Caching Lexers
The root node in the PSI parse tree is IFile
, but the implementation of this interface should also implement IFileImpl
. This exposes properties and methods that are important for the implementation of IFile
, one of which is TokenBuffer
.
The TokenBuffer
property is an optional cache of the tokens in a file. If not-null
, it contains the start and end offset, lexer state and type of all of the tokens in the file. The constructor will take in an ILexer
, and it will immediately scan the whole file and store the processed tokens.
The CachingLexer
class implements ILexer
on top of a TokenBuffer
, using the tokens from this cache. Under typical use, this offers little benefit over simply using the lexer directly - a lexer is usually efficiently implemented with a series of lookup tables. The benefit comes with incremental parsing.
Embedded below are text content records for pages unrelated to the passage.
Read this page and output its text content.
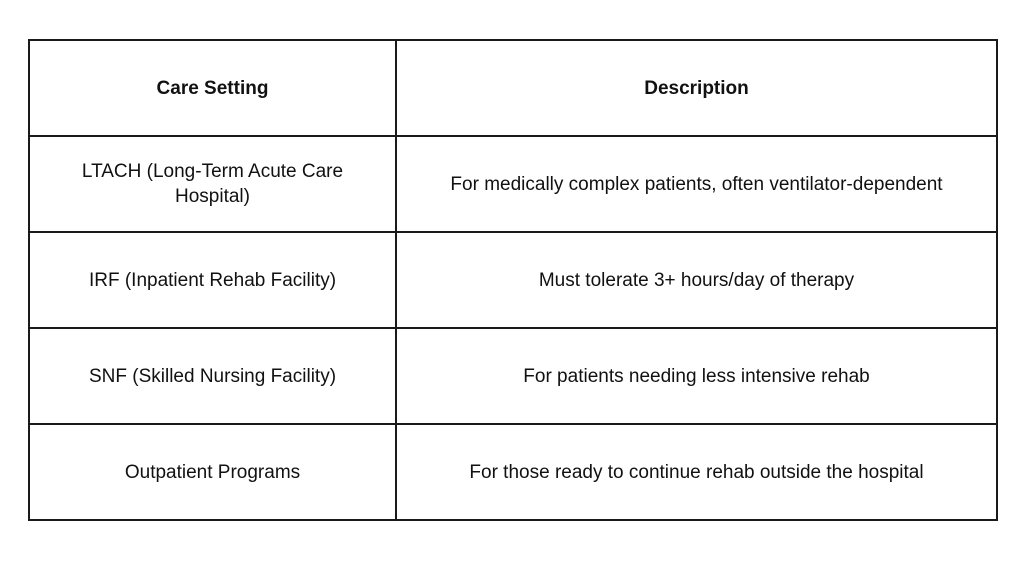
Care Setting	Description
LTACH (Long-Term Acute Care Hospital)	For medically complex patients, often ventilator-dependent
IRF (Inpatient Rehab Facility)	Must tolerate 3+ hours/day of therapy
SNF (Skilled Nursing Facility)	For patients needing less intensive rehab
Outpatient Programs	For those ready to continue rehab outside the hospital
When a user edits a file, the PSI tree needs to be updated. To reduce the impact of this, an incremental parser will only parse the range of the file that has changed, and update the corresponding sub-tree in the PSI. For example, a change inside a C# method body will only re-parse that method body, and not the class definition or other methods in the file.
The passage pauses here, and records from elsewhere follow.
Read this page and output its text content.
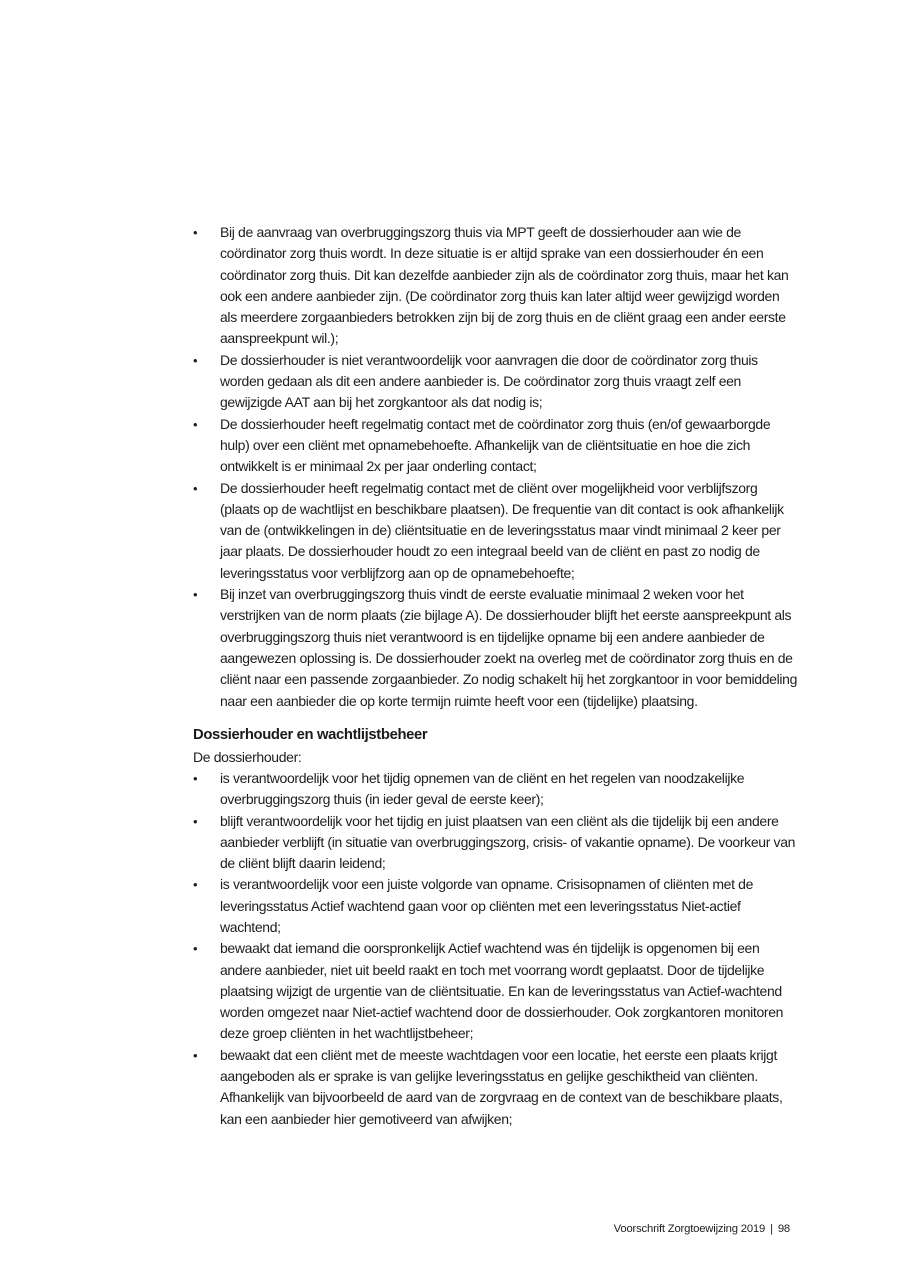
•	Bij de aanvraag van overbruggingszorg thuis via MPT geeft de dossierhouder aan wie de coördinator zorg thuis wordt. In deze situatie is er altijd sprake van een dossierhouder én een coördinator zorg thuis. Dit kan dezelfde aanbieder zijn als de coördinator zorg thuis, maar het kan ook een andere aanbieder zijn. (De coördinator zorg thuis kan later altijd weer gewijzigd worden als meerdere zorgaanbieders betrokken zijn bij de zorg thuis en de cliënt graag een ander eerste aanspreekpunt wil.);
•	De dossierhouder is niet verantwoordelijk voor aanvragen die door de coördinator zorg thuis worden gedaan als dit een andere aanbieder is. De coördinator zorg thuis vraagt zelf een gewijzigde AAT aan bij het zorgkantoor als dat nodig is;
•	De dossierhouder heeft regelmatig contact met de coördinator zorg thuis (en/of gewaarborgde hulp) over een cliënt met opnamebehoefte. Afhankelijk van de cliëntsituatie en hoe die zich ontwikkelt is er minimaal 2x per jaar onderling contact;
•	De dossierhouder heeft regelmatig contact met de cliënt over mogelijkheid voor verblijfszorg (plaats op de wachtlijst en beschikbare plaatsen). De frequentie van dit contact is ook afhankelijk van de (ontwikkelingen in de) cliëntsituatie en de leveringsstatus maar vindt minimaal 2 keer per jaar plaats. De dossierhouder houdt zo een integraal beeld van de cliënt en past zo nodig de leveringsstatus voor verblijfzorg aan op de opnamebehoefte;
•	Bij inzet van overbruggingszorg thuis vindt de eerste evaluatie minimaal 2 weken voor het verstrijken van de norm plaats (zie bijlage A). De dossierhouder blijft het eerste aanspreekpunt als overbruggingszorg thuis niet verantwoord is en tijdelijke opname bij een andere aanbieder de aangewezen oplossing is. De dossierhouder zoekt na overleg met de coördinator zorg thuis en de cliënt naar een passende zorgaanbieder. Zo nodig schakelt hij het zorgkantoor in voor bemiddeling naar een aanbieder die op korte termijn ruimte heeft voor een (tijdelijke) plaatsing.
Dossierhouder en wachtlijstbeheer

De dossierhouder:

•	is verantwoordelijk voor het tijdig opnemen van de cliënt en het regelen van noodzakelijke overbruggingszorg thuis (in ieder geval de eerste keer);
•	blijft verantwoordelijk voor het tijdig en juist plaatsen van een cliënt als die tijdelijk bij een andere aanbieder verblijft (in situatie van overbruggingszorg, crisis- of vakantie opname). De voorkeur van de cliënt blijft daarin leidend;
•	is verantwoordelijk voor een juiste volgorde van opname. Crisisopnamen of cliënten met de leveringsstatus Actief wachtend gaan voor op cliënten met een leveringsstatus Niet-actief wachtend;
•	bewaakt dat iemand die oorspronkelijk Actief wachtend was én tijdelijk is opgenomen bij een andere aanbieder, niet uit beeld raakt en toch met voorrang wordt geplaatst. Door de tijdelijke plaatsing wijzigt de urgentie van de cliëntsituatie. En kan de leveringsstatus van Actief-wachtend worden omgezet naar Niet-actief wachtend door de dossierhouder. Ook zorgkantoren monitoren deze groep cliënten in het wachtlijstbeheer;
•	bewaakt dat een cliënt met de meeste wachtdagen voor een locatie, het eerste een plaats krijgt aangeboden als er sprake is van gelijke leveringsstatus en gelijke geschiktheid van cliënten. Afhankelijk van bijvoorbeeld de aard van de zorgvraag en de context van de beschikbare plaats, kan een aanbieder hier gemotiveerd van afwijken;
Voorschrift Zorgtoewijzing 2019 | 98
Of course, if part of a file has changed and needs to be re-parsed, the underlying tokens need to be re-lexed, too. The TokenBuffer.Rescan
method will create a new lexer and re-scan the file, returning a new instance of TokenBuffer
with an updated cache of tokens. An incremental parser will use a CachedLexer
that uses this TokenBuffer
to re-parse the affected region.
The Rescan
method will try to optimise re-scanning the file and creating a new buffer of tokens. If the underlying lexer implements IIncrementalLexer
, it will first copy the unchanged tokens at the start of the buffer, and then call IIncrementalLexer.Start
to restart the lexer at the offset of the change, avoiding processing the unchanged part at the start of the file. This requires passing in the offset and the state of the lexer at that location, as returned by ILexerEx.LexerStateEx
during the initial build of the token buffer cache, and stored in TokenBuffer
. This changed section is then copied into the new TokenBuffer
. The TokenBuffer
will attempt to re-synchronise with the existing token buffer, and if possible, copy the tail end of the tokens into the new buffer. This means only the changed portion of the file is re-scanned, and the tokens at the start and end of the file are reused.
If the underlying lexer does not implement IIncrementalLexer
, the Rescan
method will start the lexer from the start of the file, and re-lex the entire file, from the beginning.
If a parser supports incremental parsing, it should use an instance of CachingLexer
as its lexer - the ToCachingLexer
extension method on ILexer
will create this for you.
More detail is provided in the section on incremental parsing.